Потом Ан попрощался с женами, особо – с официальной, Анту, и в сопровождении друзей и своих приближенных направился в машинное отделение. Идти было недалеко, на инженерный уровень, сквозь хитрые препоны переборок, но путь этот дался ему трудно. Ужасно тошнило, подкашивались ноги, перед глазами семафорили круги. Однако он шагал, не подавая вида, являя пример железной стойкости – родился воином, жил генералом, а уходил генералиссимусом.

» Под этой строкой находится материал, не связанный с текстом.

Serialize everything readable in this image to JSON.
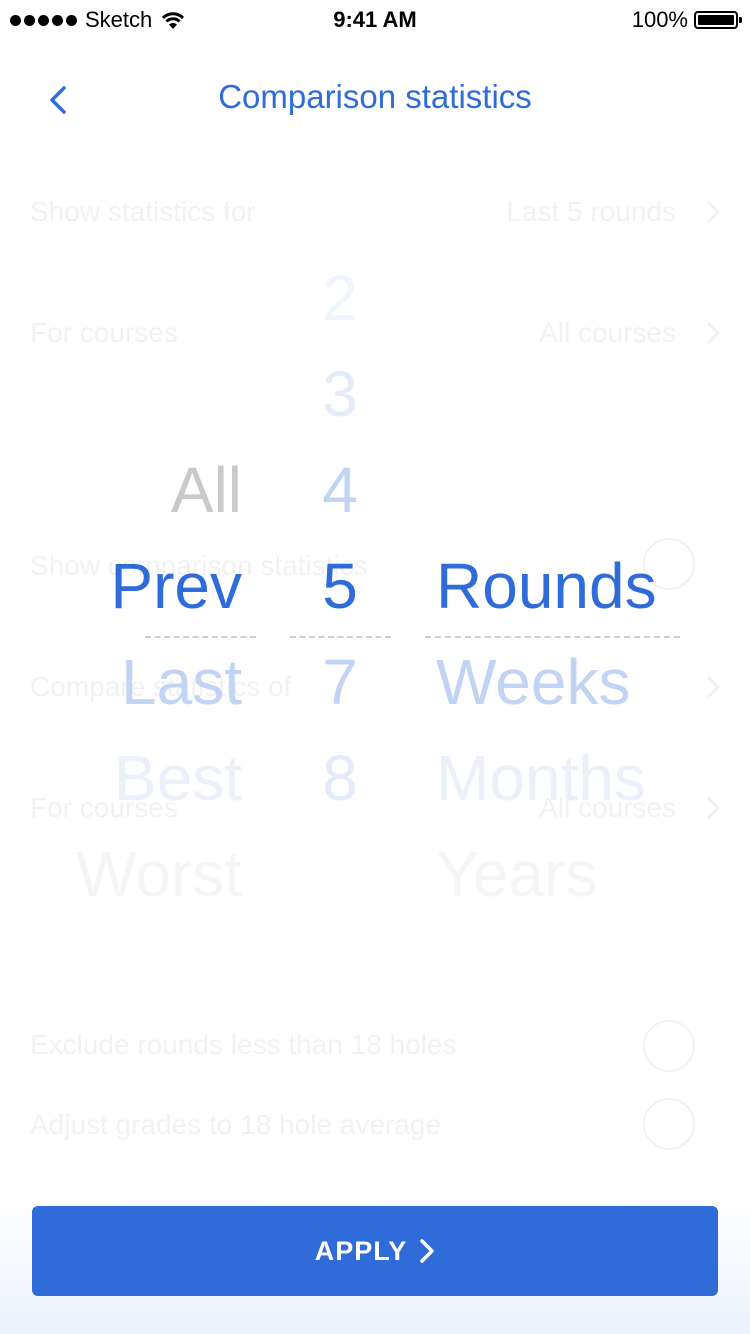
{
  "status_bar": {
    "carrier": "Sketch",
    "time": "9:41 AM",
    "battery": "100%"
  },
  "nav": {
    "title": "Comparison statistics",
    "back_icon": "chevron-left-icon"
  },
  "background_rows": [
    {
      "label": "Show statistics for",
      "value": "Last 5 rounds"
    },
    {
      "label": "For courses",
      "value": "All courses"
    },
    {
      "label": "Show comparison statistics",
      "value": ""
    },
    {
      "label": "Compare statistics of",
      "value": ""
    },
    {
      "label": "For courses",
      "value": "All courses"
    },
    {
      "label": "Exclude rounds less than 18 holes",
      "value": ""
    },
    {
      "label": "Adjust grades to 18 hole average",
      "value": ""
    }
  ],
  "picker": {
    "column1": {
      "items": [
        "All",
        "Prev",
        "Last",
        "Best",
        "Worst"
      ],
      "selected": "Prev"
    },
    "column2": {
      "items": [
        "2",
        "3",
        "4",
        "5",
        "7",
        "8"
      ],
      "selected": "5"
    },
    "column3": {
      "items": [
        "Rounds",
        "Weeks",
        "Months",
        "Years"
      ],
      "selected": "Rounds"
    }
  },
  "apply_button": {
    "label": "APPLY",
    "icon": "chevron-right-icon"
  },
  "colors": {
    "accent": "#2f6cd9",
    "inactive_gray": "#c8c8c8"
  }
}
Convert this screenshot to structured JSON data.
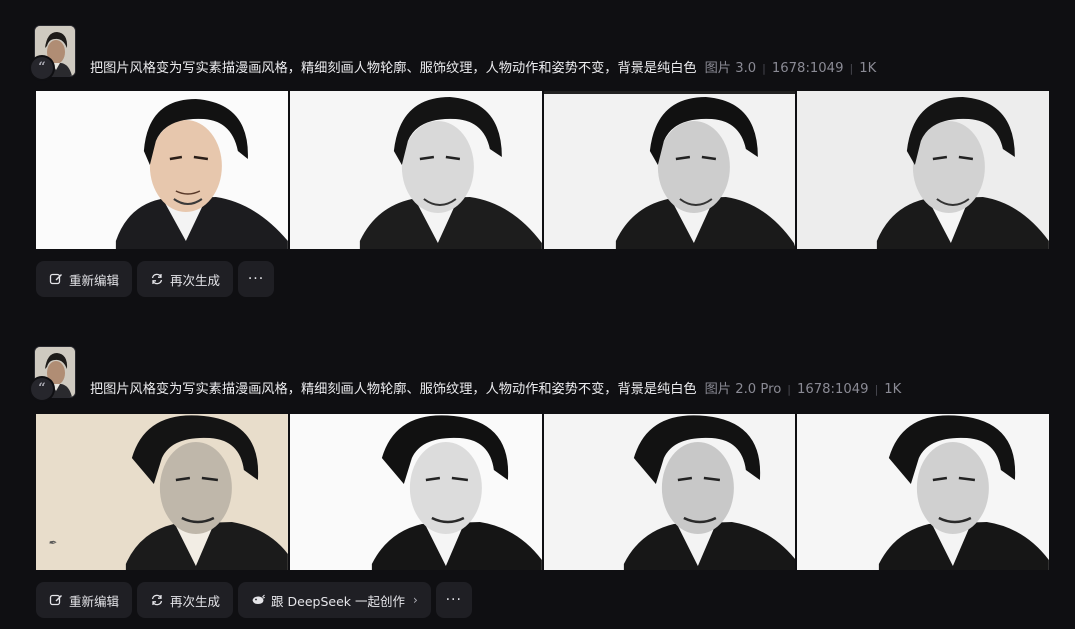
{
  "generations": [
    {
      "prompt": "把图片风格变为写实素描漫画风格，精细刻画人物轮廓、服饰纹理，人物动作和姿势不变，背景是纯白色",
      "model": "图片 3.0",
      "ratio": "1678:1049",
      "resolution": "1K",
      "actions": {
        "edit": "重新编辑",
        "regenerate": "再次生成",
        "more": "···"
      }
    },
    {
      "prompt": "把图片风格变为写实素描漫画风格，精细刻画人物轮廓、服饰纹理，人物动作和姿势不变，背景是纯白色",
      "model": "图片 2.0 Pro",
      "ratio": "1678:1049",
      "resolution": "1K",
      "actions": {
        "edit": "重新编辑",
        "regenerate": "再次生成",
        "deepseek": "跟 DeepSeek 一起创作",
        "more": "···"
      }
    }
  ],
  "icons": {
    "quote": "quote-icon",
    "edit": "edit-icon",
    "regenerate": "refresh-icon",
    "deepseek": "whale-icon",
    "chevron": "chevron-right-icon",
    "more": "more-icon"
  }
}
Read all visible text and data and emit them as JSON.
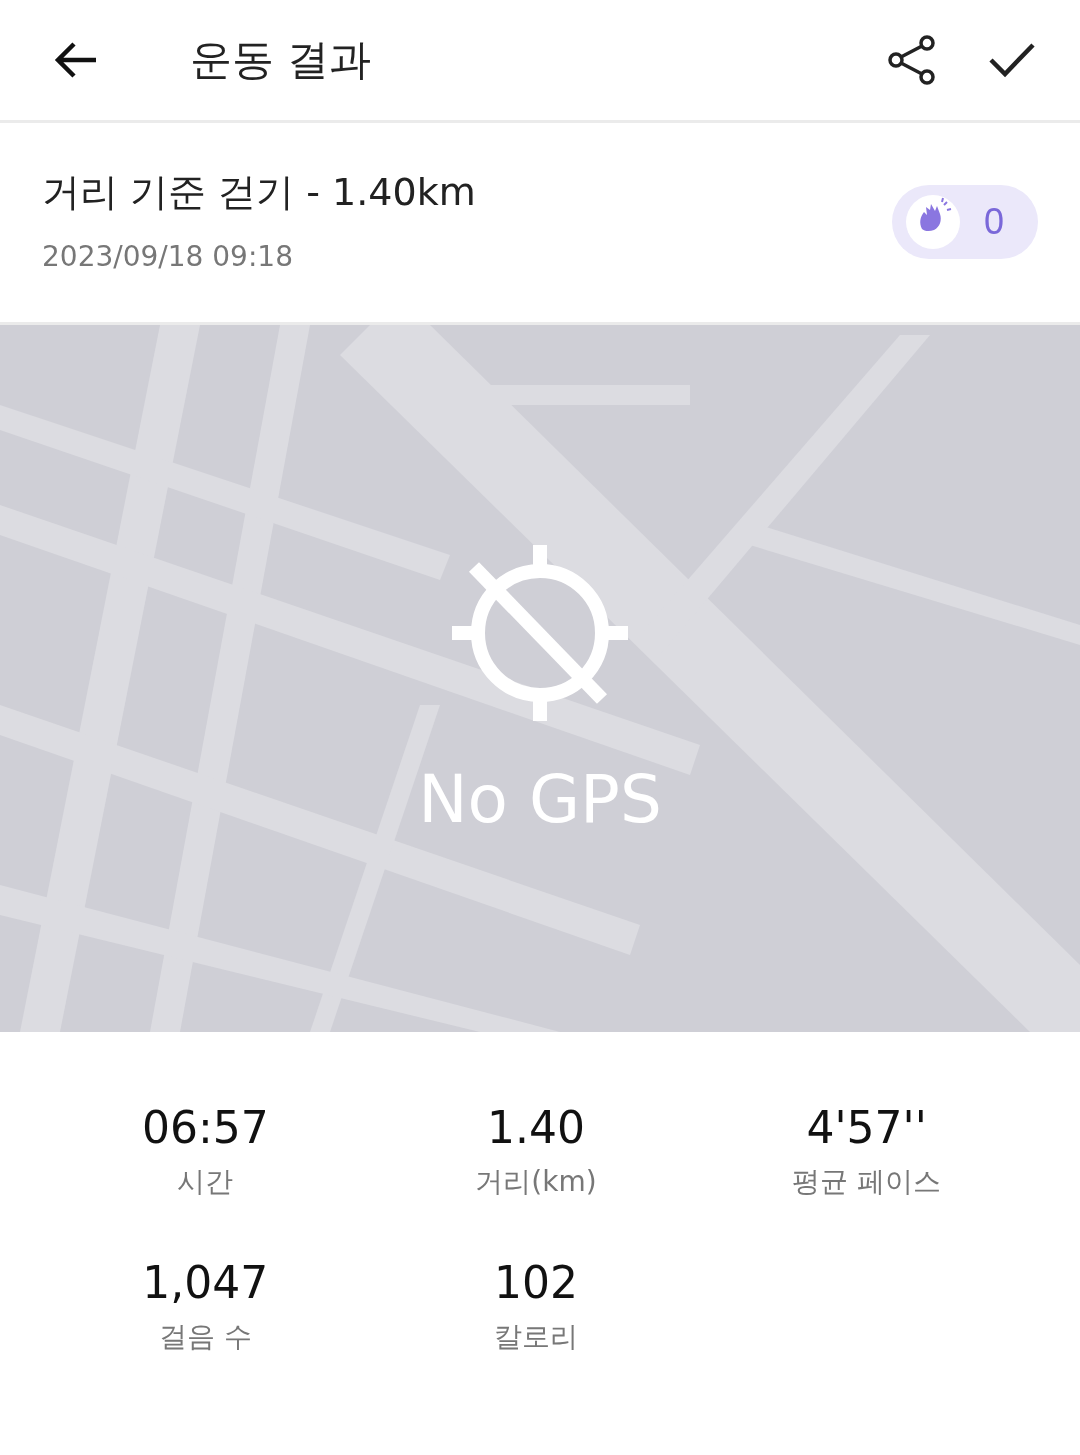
{
  "header": {
    "title": "운동 결과"
  },
  "workout": {
    "title": "거리 기준 걷기 - 1.40km",
    "datetime": "2023/09/18 09:18",
    "claps": "0"
  },
  "map": {
    "kind": "picture",
    "message": "No GPS"
  },
  "stats": [
    {
      "value": "06:57",
      "label": "시간"
    },
    {
      "value": "1.40",
      "label": "거리(km)"
    },
    {
      "value": "4'57''",
      "label": "평균 페이스"
    },
    {
      "value": "1,047",
      "label": "걸음 수"
    },
    {
      "value": "102",
      "label": "칼로리"
    }
  ]
}
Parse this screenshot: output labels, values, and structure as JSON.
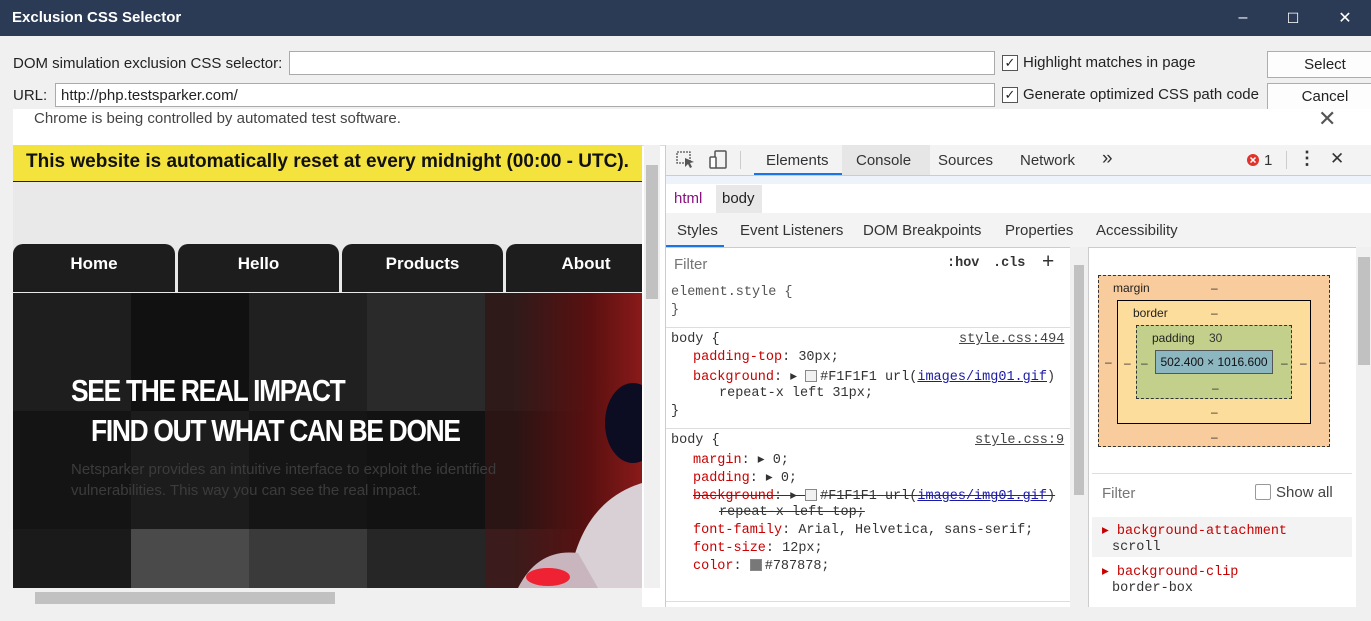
{
  "window": {
    "title": "Exclusion CSS Selector",
    "minimize": "–",
    "maximize": "☐",
    "close": "✕"
  },
  "form": {
    "selector_label": "DOM simulation exclusion CSS selector:",
    "selector_value": "",
    "url_label": "URL:",
    "url_value": "http://php.testsparker.com/",
    "highlight_label": "Highlight matches in page",
    "highlight_checked": "✓",
    "optimize_label": "Generate optimized CSS path code",
    "optimize_checked": "✓",
    "select_button": "Select",
    "cancel_button": "Cancel"
  },
  "infobar": {
    "text": "Chrome is being controlled by automated test software.",
    "close": "✕"
  },
  "site": {
    "banner": "This website is automatically reset at every midnight (00:00 - UTC).",
    "nav": [
      "Home",
      "Hello",
      "Products",
      "About"
    ],
    "headline1": "SEE THE REAL IMPACT",
    "headline2": "FIND OUT WHAT CAN BE DONE",
    "paragraph": "Netsparker provides an intuitive interface to exploit the identified vulnerabilities. This way you can see the real impact."
  },
  "devtools": {
    "tabs": [
      "Elements",
      "Console",
      "Sources",
      "Network"
    ],
    "more": "»",
    "error_count": "1",
    "menu": "⋮",
    "close": "✕",
    "crumbs": [
      "html",
      "body"
    ],
    "subtabs": [
      "Styles",
      "Event Listeners",
      "DOM Breakpoints",
      "Properties",
      "Accessibility"
    ],
    "filter_placeholder": "Filter",
    "hov": ":hov",
    "cls": ".cls",
    "plus": "+",
    "element_style": "element.style {",
    "close_brace": "}",
    "rule1": {
      "selector": "body {",
      "source": "style.css:494",
      "p1_name": "padding-top",
      "p1_value": "30px;",
      "p2_name": "background",
      "p2_color": "#F1F1F1",
      "p2_url_prefix": "url(",
      "p2_url": "images/img01.gif",
      "p2_url_suffix": ")",
      "p2_cont": "repeat-x left 31px;"
    },
    "rule2": {
      "selector": "body {",
      "source": "style.css:9",
      "margin": "margin",
      "margin_val": "0;",
      "padding": "padding",
      "padding_val": "0;",
      "bg": "background",
      "bg_color": "#F1F1F1",
      "bg_url_prefix": "url(",
      "bg_url": "images/img01.gif",
      "bg_url_suffix": ")",
      "bg_cont": "repeat-x left top;",
      "ff": "font-family",
      "ff_val": "Arial, Helvetica, sans-serif;",
      "fs": "font-size",
      "fs_val": "12px;",
      "color": "color",
      "color_val": "#787878;"
    },
    "boxmodel": {
      "margin": "margin",
      "border": "border",
      "padding": "padding",
      "padding_val": "30",
      "size": "502.400 × 1016.600",
      "dash": "–"
    },
    "computed": {
      "filter": "Filter",
      "show_all": "Show all",
      "p1": "background-attachment",
      "v1": "scroll",
      "p2": "background-clip",
      "v2": "border-box"
    }
  },
  "colors": {
    "titlebar": "#2b3b55",
    "banner": "#f5e33d",
    "prop": "#c80000",
    "margin_box": "#f9cc9d",
    "border_box": "#fddd9b",
    "padding_box": "#c3d08b",
    "content_box": "#8cb6c0"
  }
}
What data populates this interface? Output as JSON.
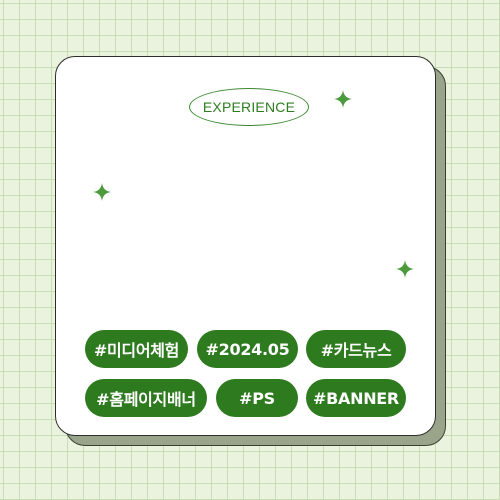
{
  "badge": {
    "label": "EXPERIENCE"
  },
  "tags": [
    {
      "label": "#미디어체험"
    },
    {
      "label": "#2024.05"
    },
    {
      "label": "#카드뉴스"
    },
    {
      "label": "#홈페이지배너"
    },
    {
      "label": "#PS"
    },
    {
      "label": "#BANNER"
    }
  ],
  "colors": {
    "background": "#eaf3de",
    "grid": "#c9ddb5",
    "card": "#ffffff",
    "card_shadow": "#9aa48b",
    "accent_green": "#2e7a1e",
    "sparkle": "#4b9a3c"
  },
  "icons": [
    "sparkle-icon",
    "sparkle-icon",
    "sparkle-icon"
  ]
}
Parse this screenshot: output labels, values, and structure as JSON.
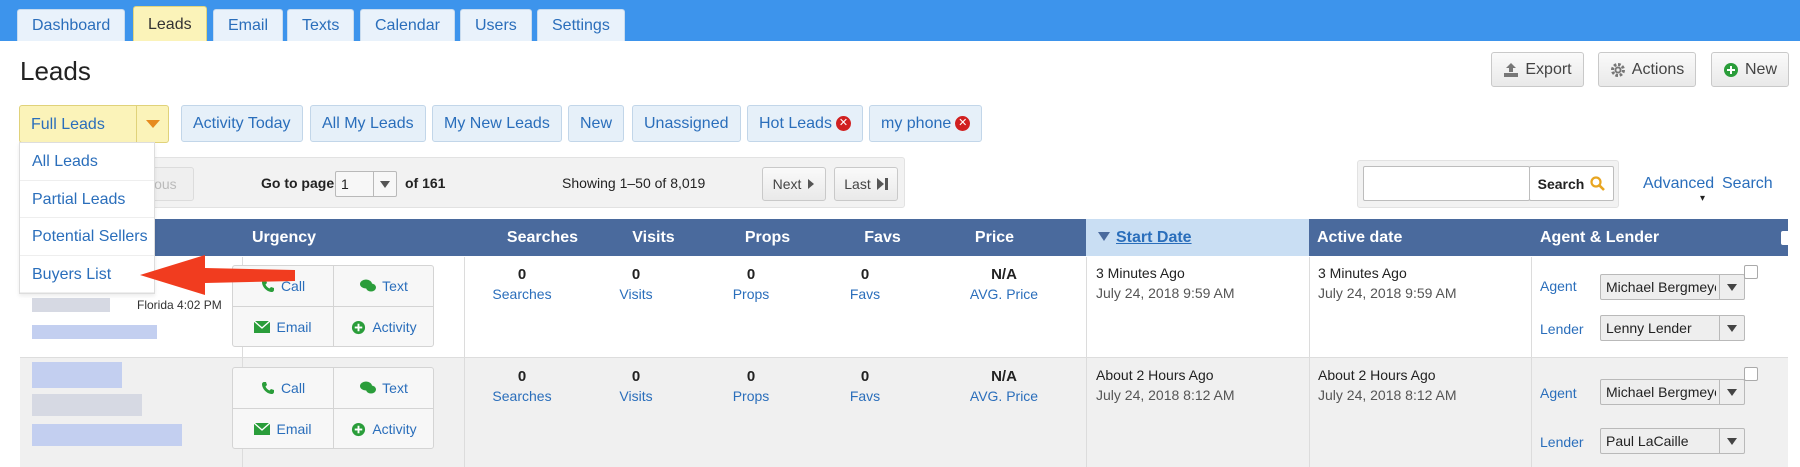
{
  "nav": {
    "tabs": [
      "Dashboard",
      "Leads",
      "Email",
      "Texts",
      "Calendar",
      "Users",
      "Settings"
    ],
    "active_tab": "Leads"
  },
  "page": {
    "title": "Leads",
    "export_label": "Export",
    "actions_label": "Actions",
    "new_label": "New"
  },
  "filters": {
    "selected": "Full Leads",
    "items": [
      "Activity Today",
      "All My Leads",
      "My New Leads",
      "New",
      "Unassigned",
      "Hot Leads",
      "my phone"
    ],
    "removable": [
      "Hot Leads",
      "my phone"
    ]
  },
  "dropdown": {
    "items": [
      "All Leads",
      "Partial Leads",
      "Potential Sellers",
      "Buyers List"
    ],
    "highlighted": "Buyers List"
  },
  "pager": {
    "previous_label": "ious",
    "go_to_label": "Go to page",
    "current_page": "1",
    "of_label": "of 161",
    "showing": "Showing 1–50 of 8,019",
    "next_label": "Next",
    "last_label": "Last"
  },
  "search": {
    "button_label": "Search",
    "input_value": "",
    "advanced_label": "Advanced",
    "advanced_search_label": "Search"
  },
  "table": {
    "headers": {
      "urgency": "Urgency",
      "searches": "Searches",
      "visits": "Visits",
      "props": "Props",
      "favs": "Favs",
      "price": "Price",
      "start_date": "Start Date",
      "active_date": "Active date",
      "agent_lender": "Agent & Lender"
    },
    "sorted_column": "Start Date",
    "action_labels": {
      "call": "Call",
      "text": "Text",
      "email": "Email",
      "activity": "Activity"
    },
    "agent_label": "Agent",
    "lender_label": "Lender",
    "rows": [
      {
        "location": "Florida",
        "time": "4:02 PM",
        "searches": "0",
        "searches_cap": "Searches",
        "visits": "0",
        "visits_cap": "Visits",
        "props": "0",
        "props_cap": "Props",
        "favs": "0",
        "favs_cap": "Favs",
        "price": "N/A",
        "price_cap": "AVG. Price",
        "start_rel": "3 Minutes Ago",
        "start_abs": "July 24, 2018 9:59 AM",
        "active_rel": "3 Minutes Ago",
        "active_abs": "July 24, 2018 9:59 AM",
        "agent": "Michael Bergmeyer",
        "lender": "Lenny Lender"
      },
      {
        "searches": "0",
        "searches_cap": "Searches",
        "visits": "0",
        "visits_cap": "Visits",
        "props": "0",
        "props_cap": "Props",
        "favs": "0",
        "favs_cap": "Favs",
        "price": "N/A",
        "price_cap": "AVG. Price",
        "start_rel": "About 2 Hours Ago",
        "start_abs": "July 24, 2018 8:12 AM",
        "active_rel": "About 2 Hours Ago",
        "active_abs": "July 24, 2018 8:12 AM",
        "agent": "Michael Bergmeyer",
        "lender": "Paul LaCaille"
      }
    ]
  },
  "colors": {
    "nav_bar": "#3d94ec",
    "active_tab": "#fbf3b9",
    "table_header": "#4a6a9d",
    "link": "#2a6ebb",
    "arrow": "#f13c1f",
    "action_icon": "#2a9d3a"
  },
  "icons": [
    "upload-icon",
    "gear-icon",
    "plus-circle-icon",
    "remove-icon",
    "search-icon",
    "phone-icon",
    "chat-icon",
    "envelope-icon",
    "plus-circle-icon",
    "caret-right-icon",
    "skip-end-icon",
    "sort-down-icon",
    "chevron-down-icon"
  ]
}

Наконец дорога на Голгофу кончилась, перед глазами Ана предстал машинный зал – масштабы, изоляция, защитные панели, веселенькие надписи, намалеванные повсюду: «Внимание. Угроза пси-хротонов». В самом центре зала, под заглушкой в полу, начиналась шахта гиперонового реактора. Там, в энергококоне, за многоуровневой защитой, бурлили, как в автоклаве, пространство и время.

– Генерал, прошу вас сюда, – сказал с почтением главмех и потянул Ана к стенке, на которой красовался внушительный рубильник. – Мы подключились напрямую, в обход коррект-цепей. Теперь достаточно ручку вниз, до упора, точнее, до первого щелчка…

Взгляд его был полон благоговения, преклонения и восхищения. И – непонимания.

– Ясно, понял. Вниз до первого щелчка. – Ан дружески кивнул ему, подал для прощания руку и грустно посмотрел на своих, скорбно пребывающих в молчании. – Ну что ж, кореша, время. Оно не ждет.

Крепко поручкался со всеми, кого расцеловал, кого обнял, кого похлопал крепко по плечу. Ведь столько тысяч лет вместе, в одной упряжке, по одной, вихляющей то вверх, то вниз дороге. Друзья…

– Ан!

– Утес!

– Генерал!

Тот горестно молчал, Исимуд печалился, урки катали желваки, Гиссида и Таммуз вздыхали, нервничали и судорожно лапали глаза. А Мочегон и Красноглаз, эти несгибаемые законники, пускали в унисон слезу, злую, воровскую, скупую.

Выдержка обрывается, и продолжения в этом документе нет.